Oasis B is a distance d = 8.0 km east of oasis A, along the x axis shown in the figure. A confused camel, intending to walk directly from A to B instead walks a distance W1 = 21 km west of due south by angle θ1 = 15.0°. It then walks a distance W2 = 30 km due north. If it is to then walk directly to B, (a) how far (in km) and (b) in what direction should it walk (relative to the positive direction of the x axis within the range (-180°, 180°])?

d = 21km@255o + 30km@90o + 8km@0o.

X = hor. = 21*cos255 + 8 = 2.56 km.
Y = Ver. = 21*sin255 + 30*sin90=9.72 km.

a. d^2=X^2 + Y^2=(2.56)^2 + (9.72)^2=101
d = 10.1 km.

tanA = Y/X = 9.72/2.56 = 3.79688
A = 75.2o,CCW = 75.2o North of East = The Direction.

34

this one up top is the wrong way of doing this problem

To find the distance and direction the camel should walk from its current position to reach B, we can break the distance into two components, one along the x-axis and the other along the y-axis.

First, let's find the x-component of the distance the camel needs to travel. The camel has already walked a distance of W1 = 21 km west of due south, which forms a right triangle with the x-axis. We can use trigonometry to find the x-component of W1.

Given the angle θ1 = 15.0° and the magnitude of W1 = 21 km, we can use the cosine function to find the x-component:

x-component of W1 = W1 * cos(θ1)

Plugging in the values:

x-component of W1 = 21 km * cos(15.0°)

Calculating this expression gives us the x-component of W1.

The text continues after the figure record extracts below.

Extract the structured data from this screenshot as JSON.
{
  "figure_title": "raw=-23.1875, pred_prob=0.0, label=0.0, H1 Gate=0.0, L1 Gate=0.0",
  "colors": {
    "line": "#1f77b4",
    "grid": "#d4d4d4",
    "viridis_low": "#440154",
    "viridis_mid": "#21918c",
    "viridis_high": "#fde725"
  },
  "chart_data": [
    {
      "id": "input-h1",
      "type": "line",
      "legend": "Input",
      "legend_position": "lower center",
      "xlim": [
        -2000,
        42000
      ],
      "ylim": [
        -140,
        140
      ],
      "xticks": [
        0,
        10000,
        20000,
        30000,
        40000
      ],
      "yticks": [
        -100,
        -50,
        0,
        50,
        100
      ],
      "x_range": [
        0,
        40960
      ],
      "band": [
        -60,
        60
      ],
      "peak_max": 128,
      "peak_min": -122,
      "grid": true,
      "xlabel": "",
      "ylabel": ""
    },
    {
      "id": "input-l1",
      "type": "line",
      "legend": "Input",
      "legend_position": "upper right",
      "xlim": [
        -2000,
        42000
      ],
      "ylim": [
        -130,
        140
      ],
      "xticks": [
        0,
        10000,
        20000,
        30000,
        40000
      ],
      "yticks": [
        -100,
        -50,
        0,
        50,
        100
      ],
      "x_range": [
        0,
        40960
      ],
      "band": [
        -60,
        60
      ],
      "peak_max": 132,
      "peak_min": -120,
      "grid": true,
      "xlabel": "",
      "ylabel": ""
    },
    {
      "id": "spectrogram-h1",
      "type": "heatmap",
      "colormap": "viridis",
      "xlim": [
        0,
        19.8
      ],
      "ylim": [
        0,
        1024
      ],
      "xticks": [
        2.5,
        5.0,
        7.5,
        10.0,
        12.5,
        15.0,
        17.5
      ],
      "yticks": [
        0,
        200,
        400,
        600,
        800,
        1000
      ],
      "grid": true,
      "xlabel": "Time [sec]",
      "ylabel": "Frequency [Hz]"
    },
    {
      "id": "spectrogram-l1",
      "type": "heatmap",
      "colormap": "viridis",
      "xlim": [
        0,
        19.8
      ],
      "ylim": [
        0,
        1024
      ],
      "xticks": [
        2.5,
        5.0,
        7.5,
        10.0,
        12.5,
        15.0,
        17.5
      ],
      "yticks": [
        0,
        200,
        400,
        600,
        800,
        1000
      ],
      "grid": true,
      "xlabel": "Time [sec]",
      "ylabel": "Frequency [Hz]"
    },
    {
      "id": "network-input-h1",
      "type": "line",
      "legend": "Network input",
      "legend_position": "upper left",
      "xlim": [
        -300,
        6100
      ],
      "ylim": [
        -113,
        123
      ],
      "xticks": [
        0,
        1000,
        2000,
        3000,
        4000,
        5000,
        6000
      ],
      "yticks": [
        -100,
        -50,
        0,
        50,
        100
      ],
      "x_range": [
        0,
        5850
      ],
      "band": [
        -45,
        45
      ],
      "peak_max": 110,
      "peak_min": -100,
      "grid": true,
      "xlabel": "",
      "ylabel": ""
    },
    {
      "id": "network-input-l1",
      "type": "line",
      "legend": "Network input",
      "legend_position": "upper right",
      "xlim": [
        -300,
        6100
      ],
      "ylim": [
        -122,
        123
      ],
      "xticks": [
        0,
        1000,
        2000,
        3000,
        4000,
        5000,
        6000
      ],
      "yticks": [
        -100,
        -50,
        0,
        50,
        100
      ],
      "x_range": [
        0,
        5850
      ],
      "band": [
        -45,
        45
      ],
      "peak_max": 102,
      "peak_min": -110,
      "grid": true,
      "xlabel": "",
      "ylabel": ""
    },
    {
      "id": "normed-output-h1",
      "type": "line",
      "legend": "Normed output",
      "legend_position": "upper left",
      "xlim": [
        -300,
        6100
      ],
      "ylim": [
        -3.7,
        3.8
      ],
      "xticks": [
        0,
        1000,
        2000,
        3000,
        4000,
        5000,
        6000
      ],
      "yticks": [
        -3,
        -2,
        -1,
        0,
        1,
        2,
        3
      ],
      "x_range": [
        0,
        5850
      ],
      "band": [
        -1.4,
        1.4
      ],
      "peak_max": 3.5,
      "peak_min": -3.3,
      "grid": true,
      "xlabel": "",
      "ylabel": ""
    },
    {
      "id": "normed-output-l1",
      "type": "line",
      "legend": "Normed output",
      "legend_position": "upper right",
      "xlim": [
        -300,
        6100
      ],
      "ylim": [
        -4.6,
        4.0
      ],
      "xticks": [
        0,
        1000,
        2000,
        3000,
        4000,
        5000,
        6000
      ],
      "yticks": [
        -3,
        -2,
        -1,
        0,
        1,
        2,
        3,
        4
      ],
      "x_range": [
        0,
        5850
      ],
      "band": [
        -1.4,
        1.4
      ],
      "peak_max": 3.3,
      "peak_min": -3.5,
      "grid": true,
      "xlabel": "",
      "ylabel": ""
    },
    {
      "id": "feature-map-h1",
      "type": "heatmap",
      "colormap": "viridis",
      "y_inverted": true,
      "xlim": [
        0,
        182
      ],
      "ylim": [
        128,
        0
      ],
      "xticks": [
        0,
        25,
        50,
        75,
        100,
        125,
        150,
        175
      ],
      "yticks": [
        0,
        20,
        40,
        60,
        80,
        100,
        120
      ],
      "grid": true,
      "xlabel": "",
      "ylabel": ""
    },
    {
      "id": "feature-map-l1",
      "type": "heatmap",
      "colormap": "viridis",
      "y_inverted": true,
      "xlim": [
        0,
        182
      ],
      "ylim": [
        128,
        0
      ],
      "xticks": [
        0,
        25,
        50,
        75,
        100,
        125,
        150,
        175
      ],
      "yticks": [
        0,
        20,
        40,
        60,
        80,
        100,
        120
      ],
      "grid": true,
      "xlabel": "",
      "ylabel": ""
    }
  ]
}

Next, let's find the y-component of the distance the camel needs to travel. The camel has walked a distance of W2 = 30 km due north, which is the y-component of the total distance.

Now we have the x-component and y-component of the distance the camel needs to travel. We can find the total distance by using the Pythagorean theorem:

Total distance = sqrt((x-component of W1)^2 + (y-component of W2)^2)

This will give us the total distance the camel needs to travel to reach B.

To find the direction the camel should walk, we can use the inverse tangent function. The direction will be the angle formed between the positive x-axis and the line connecting the camel's current position to the target position B.

Direction = atan((y-component of W2) / (x-component of W1))

This will give us the direction in radians. To convert it to degrees, multiply by 180/π.

To summarize:

(a) The total distance the camel should walk is found using the Pythagorean theorem:
Total distance = sqrt((x-component of W1)^2 + (y-component of W2)^2)

(b) The direction the camel should walk is found using the inverse tangent function:
Direction = atan((y-component of W2) / (x-component of W1))

Remember to convert the direction from radians to degrees.